Nel prossimo trimestre ottobre-dicembre – secondo le stime di Nomisma Energia - le bollette del gas metteranno a segno un aumento del 6%, mentre per l'elettricità il rincaro dovrebbe attestarsi al 3,7%.
Tali rincari rappresenterebbero per le famiglie un nuovo aggravio da oltre 81 euro su base annua: le bollette della luce salirebbero infatti di oltre 18 euro l'anno mentre quelle del gas subirebbero un aumento superiore ai 63 euro.
Come accaduto per i trimestri precedenti, l'ultima parola spetterà all'Authority per l'energia che, entro fine mese, dovrà rendere noto l'aggiornamento.
COME SI CALCOLANO GLI AGGIORNAMENTI
Gli aggiornamenti trimestrali si basano sulle medie dell'andamento delle materie prime dei 6 mesi precedenti per l'elettricità e sui nove mesi antecedenti per quanto riguarda, invece, le tariffe del gas.

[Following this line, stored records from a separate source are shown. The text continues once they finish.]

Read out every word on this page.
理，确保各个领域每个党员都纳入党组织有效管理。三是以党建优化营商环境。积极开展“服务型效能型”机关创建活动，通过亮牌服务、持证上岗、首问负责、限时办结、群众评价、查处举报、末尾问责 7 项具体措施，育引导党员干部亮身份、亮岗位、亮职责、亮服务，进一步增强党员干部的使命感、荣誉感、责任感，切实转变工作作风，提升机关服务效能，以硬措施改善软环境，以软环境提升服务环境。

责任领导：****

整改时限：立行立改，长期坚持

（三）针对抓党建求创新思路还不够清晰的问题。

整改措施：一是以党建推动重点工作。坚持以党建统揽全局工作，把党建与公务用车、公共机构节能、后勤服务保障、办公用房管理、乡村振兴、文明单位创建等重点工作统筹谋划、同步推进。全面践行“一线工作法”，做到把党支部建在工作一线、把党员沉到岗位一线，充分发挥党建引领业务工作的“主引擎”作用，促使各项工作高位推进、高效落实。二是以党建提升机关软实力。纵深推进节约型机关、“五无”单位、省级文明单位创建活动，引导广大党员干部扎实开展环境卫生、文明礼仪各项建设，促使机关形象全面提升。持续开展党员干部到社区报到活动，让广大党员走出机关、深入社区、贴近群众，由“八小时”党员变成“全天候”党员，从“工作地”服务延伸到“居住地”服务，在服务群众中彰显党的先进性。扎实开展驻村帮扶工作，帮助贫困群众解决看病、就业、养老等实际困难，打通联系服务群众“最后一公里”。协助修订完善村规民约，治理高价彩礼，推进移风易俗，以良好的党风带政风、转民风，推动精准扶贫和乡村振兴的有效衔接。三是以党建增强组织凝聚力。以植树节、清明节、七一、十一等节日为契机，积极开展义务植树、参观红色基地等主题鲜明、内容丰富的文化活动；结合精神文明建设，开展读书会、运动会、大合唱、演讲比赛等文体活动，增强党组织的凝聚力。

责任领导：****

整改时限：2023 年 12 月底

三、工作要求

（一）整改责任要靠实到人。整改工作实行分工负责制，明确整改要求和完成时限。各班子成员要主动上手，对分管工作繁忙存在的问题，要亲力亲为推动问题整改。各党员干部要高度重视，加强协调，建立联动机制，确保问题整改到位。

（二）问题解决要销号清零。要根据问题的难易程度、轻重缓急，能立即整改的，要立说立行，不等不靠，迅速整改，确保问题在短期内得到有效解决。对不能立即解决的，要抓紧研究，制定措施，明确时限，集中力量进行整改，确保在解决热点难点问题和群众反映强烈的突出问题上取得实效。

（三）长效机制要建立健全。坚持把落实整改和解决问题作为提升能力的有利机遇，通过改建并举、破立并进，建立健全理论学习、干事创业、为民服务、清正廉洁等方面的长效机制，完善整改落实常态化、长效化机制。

Nel prossimo trimestre le bollette risentiranno così in pieno delle fiammate del greggio che nei mesi scorsi ha visto il barile di oro nero sfondare record storici, spingendosi fino a quasi 150 dollari.
MA POTREBBE ANDARE PEGGIO
Il rincaro del 6% per le bollette del gas ipotizzato da Nomisma Energia è del tutto verosimile e potrebbe rivelarsi anche una stima molto prudente se dovesse allargarsi la crisi che sta interessando la regione del Caucaso.
E' quanto dichiara l'Unione Nazionale Consumatori, ricordando che Centrica, proprietaria di British Gas, ha già annunciato un aumento del 70% sulla bolletta del gas britannica. "Non bisogna mai dimenticare - continua l'Unione Consumatori - un aspetto fondamentale della bilancia energetica italiana: il fabbisogno di gas dipende per il 30/35% dal metano siberiano via Ucraina, paese quasi in rotta con il governo di Mosca.
Se la crisi tra Georgia e Russia si estendesse proprio alla vicina Ucraina, eventualità purtroppo tutt'altro che improbabile, nessuno sa cosa potrebbe accadere alle tariffe italiane.